Yet Another Gun Farce
I haven't attended an actual theatrical farce since the late 1980s, when I went to see Joe Orton's "What the Butler Saw," accompanied by a woman with whom I was hopelessly infatuated. My strongest memories of that evening – in the darkness of a tiny theater somewhere on Charles Street in Boston (need to check the facts on that) – are less about the comedy itself than the revelation that we humans spew an incredible amount of saliva when we talk.
The director of this production had backlit the stage, such that every time the actors yelled – especially the balding guy playing the central character of Dr. Prentiss – the audience saw impossibly huge clouds of salivary droplets spewing into the air. It was both comical and disgusting and went on for a couple of hours. At times it was hard to follow the play because I was so awestruck by the bursts of goo coming out of the actors' mouths. It didn't exactly provide the romantic atmosphere I was hoping for that evening.

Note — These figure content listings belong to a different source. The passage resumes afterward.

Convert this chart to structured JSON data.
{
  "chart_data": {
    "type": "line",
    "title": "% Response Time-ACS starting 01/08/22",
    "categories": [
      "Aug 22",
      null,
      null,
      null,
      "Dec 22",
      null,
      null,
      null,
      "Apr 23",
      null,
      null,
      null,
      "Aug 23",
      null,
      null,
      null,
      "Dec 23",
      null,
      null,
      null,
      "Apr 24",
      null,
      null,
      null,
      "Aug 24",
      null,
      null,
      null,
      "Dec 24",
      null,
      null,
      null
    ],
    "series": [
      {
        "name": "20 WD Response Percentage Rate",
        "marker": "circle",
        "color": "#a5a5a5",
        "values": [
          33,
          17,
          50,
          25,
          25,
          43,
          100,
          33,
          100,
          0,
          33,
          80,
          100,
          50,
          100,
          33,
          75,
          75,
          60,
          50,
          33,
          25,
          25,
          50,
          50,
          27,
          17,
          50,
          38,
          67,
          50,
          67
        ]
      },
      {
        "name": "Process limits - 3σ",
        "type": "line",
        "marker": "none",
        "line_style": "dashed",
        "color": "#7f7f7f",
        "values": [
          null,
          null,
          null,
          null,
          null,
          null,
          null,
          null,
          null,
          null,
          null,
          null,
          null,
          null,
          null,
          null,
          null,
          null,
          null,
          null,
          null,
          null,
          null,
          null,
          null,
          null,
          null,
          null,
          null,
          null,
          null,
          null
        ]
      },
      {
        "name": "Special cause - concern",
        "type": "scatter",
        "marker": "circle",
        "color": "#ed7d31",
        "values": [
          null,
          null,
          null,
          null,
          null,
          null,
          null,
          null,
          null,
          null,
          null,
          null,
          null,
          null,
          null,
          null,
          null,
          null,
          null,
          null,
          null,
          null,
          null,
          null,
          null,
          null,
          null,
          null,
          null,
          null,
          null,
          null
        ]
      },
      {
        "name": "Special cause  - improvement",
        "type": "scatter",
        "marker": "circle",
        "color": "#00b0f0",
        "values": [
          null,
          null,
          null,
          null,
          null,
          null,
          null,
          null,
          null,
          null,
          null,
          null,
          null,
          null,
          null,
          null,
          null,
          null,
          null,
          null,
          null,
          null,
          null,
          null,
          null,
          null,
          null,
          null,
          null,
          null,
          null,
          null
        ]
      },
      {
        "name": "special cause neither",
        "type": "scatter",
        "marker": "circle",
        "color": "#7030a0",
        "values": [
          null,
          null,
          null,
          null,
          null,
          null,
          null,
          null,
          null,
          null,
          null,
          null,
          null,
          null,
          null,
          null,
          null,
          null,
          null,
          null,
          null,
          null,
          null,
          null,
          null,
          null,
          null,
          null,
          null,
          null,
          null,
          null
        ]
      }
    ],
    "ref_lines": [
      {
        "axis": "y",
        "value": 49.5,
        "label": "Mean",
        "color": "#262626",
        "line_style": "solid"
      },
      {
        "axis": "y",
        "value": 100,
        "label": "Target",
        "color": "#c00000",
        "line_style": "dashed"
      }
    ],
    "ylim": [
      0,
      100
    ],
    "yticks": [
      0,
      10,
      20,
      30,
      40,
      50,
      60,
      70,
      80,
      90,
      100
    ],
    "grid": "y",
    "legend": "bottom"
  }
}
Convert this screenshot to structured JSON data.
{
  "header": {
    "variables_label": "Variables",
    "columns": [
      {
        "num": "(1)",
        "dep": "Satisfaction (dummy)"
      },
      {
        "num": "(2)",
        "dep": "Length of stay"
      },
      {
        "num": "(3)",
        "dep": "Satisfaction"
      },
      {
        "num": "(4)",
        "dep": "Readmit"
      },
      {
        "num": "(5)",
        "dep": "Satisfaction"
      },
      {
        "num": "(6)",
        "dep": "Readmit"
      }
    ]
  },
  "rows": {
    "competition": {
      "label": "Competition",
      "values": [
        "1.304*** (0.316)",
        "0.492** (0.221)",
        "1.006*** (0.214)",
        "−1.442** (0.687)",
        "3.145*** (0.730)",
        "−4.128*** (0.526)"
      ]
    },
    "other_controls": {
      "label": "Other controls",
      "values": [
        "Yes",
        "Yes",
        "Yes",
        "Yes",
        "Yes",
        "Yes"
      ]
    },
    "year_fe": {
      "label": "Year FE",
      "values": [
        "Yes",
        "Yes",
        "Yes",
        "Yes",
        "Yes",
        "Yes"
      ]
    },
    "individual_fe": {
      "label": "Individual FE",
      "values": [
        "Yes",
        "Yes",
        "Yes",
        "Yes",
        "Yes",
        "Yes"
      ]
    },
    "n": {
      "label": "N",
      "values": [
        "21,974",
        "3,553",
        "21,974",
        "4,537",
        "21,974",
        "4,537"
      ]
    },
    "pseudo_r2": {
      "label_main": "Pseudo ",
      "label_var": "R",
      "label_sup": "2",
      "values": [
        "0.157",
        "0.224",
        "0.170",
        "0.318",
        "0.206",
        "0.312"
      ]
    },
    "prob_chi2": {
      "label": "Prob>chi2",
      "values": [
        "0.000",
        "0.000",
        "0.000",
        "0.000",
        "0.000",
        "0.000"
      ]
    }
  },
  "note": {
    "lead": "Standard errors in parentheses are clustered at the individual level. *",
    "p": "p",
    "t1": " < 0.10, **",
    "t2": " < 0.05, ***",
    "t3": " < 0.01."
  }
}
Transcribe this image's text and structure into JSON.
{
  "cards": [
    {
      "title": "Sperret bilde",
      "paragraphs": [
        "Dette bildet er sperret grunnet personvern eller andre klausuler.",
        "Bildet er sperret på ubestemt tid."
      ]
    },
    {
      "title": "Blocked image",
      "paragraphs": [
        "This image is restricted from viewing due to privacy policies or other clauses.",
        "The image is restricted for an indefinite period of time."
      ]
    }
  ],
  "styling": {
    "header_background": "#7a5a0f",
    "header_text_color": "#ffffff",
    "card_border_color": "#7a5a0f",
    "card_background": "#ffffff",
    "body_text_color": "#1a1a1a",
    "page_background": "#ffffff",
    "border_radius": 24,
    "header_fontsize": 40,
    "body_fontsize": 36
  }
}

One day, when I was in grade school – call it fifth grade – a teacher angrily hollered at us for treating English class as a farce, which made me laugh because, as a French Canadian, I had many times eaten a meat stuffing called "farce." Then she yelled "Patrick McVay wipe that smirk off your face now!" I might not remember many of the world's thorniest crises of that era, but I remember her saying "farce" and me laughing about it.
Calling our behavior a farce was, to be honest, inaccurate. It was more of a circus. Farces, to my mind, have a pattern to them. Several doors as well. There was only one door in my fifth-grade English class, and our unruly behavior had no discernable pattern.
I've never written a farce, but I did once claim, in these very pages, that I was going to write one called "Gun Farce." I'm guessing that I posted that blog entry shortly after a mass shooting occurred. I won't even bother to check what mass shooting might have happened around January 13, 2013, because, let's face it, they happen just about every day in these increasingly disunited states.
Sometimes, I feel that penning a play around the general contours of my Gun Farce blog entry would be worth the effort, if nothing else to assuage the guilt I feel for doing otherwise little to combat the conditions that enable teenagers to waltz into gun shops and purchase semi-automatic rifles without a license and use them to murder children in their classrooms en masse. However, I don't think it would end up being terribly funny. It's hard to lighten the mood when a minority of Americans are arming themselves to the hilt. It feels eerily like preparation for war, except the enemy is, apparently, young people in school.
Maybe what I'll do instead is write a farce about the US Senate. After all, the Capitol has lots of doors, the principal characters are mad, and there is a decades-long pattern of defending the purchase and sale of guns at any cost.